The WebMarket Dataset was obtained from https://www.kaggle.com/datasets/manikchitralwar/webmarket-dataset.
This included the dataset of images as well as a csv file with the bounding boxes for the images.
First, the bounding boxes csv was used to create txt files for the annotations/labels for the images. This was done using the script available here: https://github.com/sandeepsethu/WebMarket-YOLO-v2/blob/main/create_labels_as_text_files.ipynb
This included cleaning the data and modifying it to the YOLO format of x_center, y_center, width and height.
After this, the dataset was split into train, test and validation split. This was done using the script at: https://github.com/sandeepsethu/WebMarket-YOLO-v2/blob/main/create_train%2Ctest%2Cval_split.ipynb
The dataset obtained after this with the whole directory was uploaded to github @ https://github.com/sandeepsethu/WebMarket-YOLO-v2/tree/main/dataset
The https://github.com/sandeepsethu/WebMarket-YOLO-v2/blob/main/yolov3x.yaml and https://github.com/sandeepsethu/WebMarket-YOLO-v2/blob/main/webmarket.yaml are the configuration files for the model which were modified for just one class and uploaded to google drive as well.

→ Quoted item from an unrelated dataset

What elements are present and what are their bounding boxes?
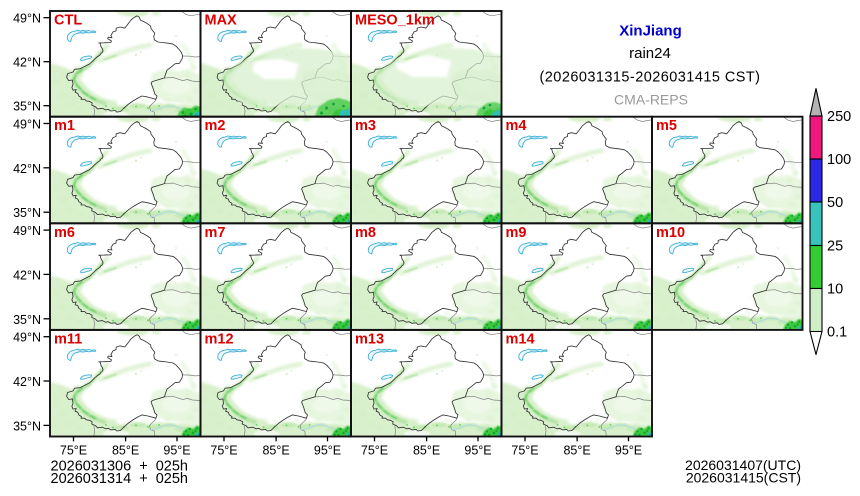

The dataset and the config files were then used along with the YOLOv3 model available at: https://github.com/ultralytics/yolov3 in the script https://github.com/sandeepsethu/WebMarket-YOLO-v2/blob/main/WEBMARKET_YOLO(1).ipynb to train YOLO on the dataset.
Best weights obtained were downloaded and uploaded to google drive as mentioned here : https://github.com/sandeepsethu/WebMarket-YOLO-v2/blob/main/best-weights.readme
The script also includes the final inference and visualizations of the confidence scores.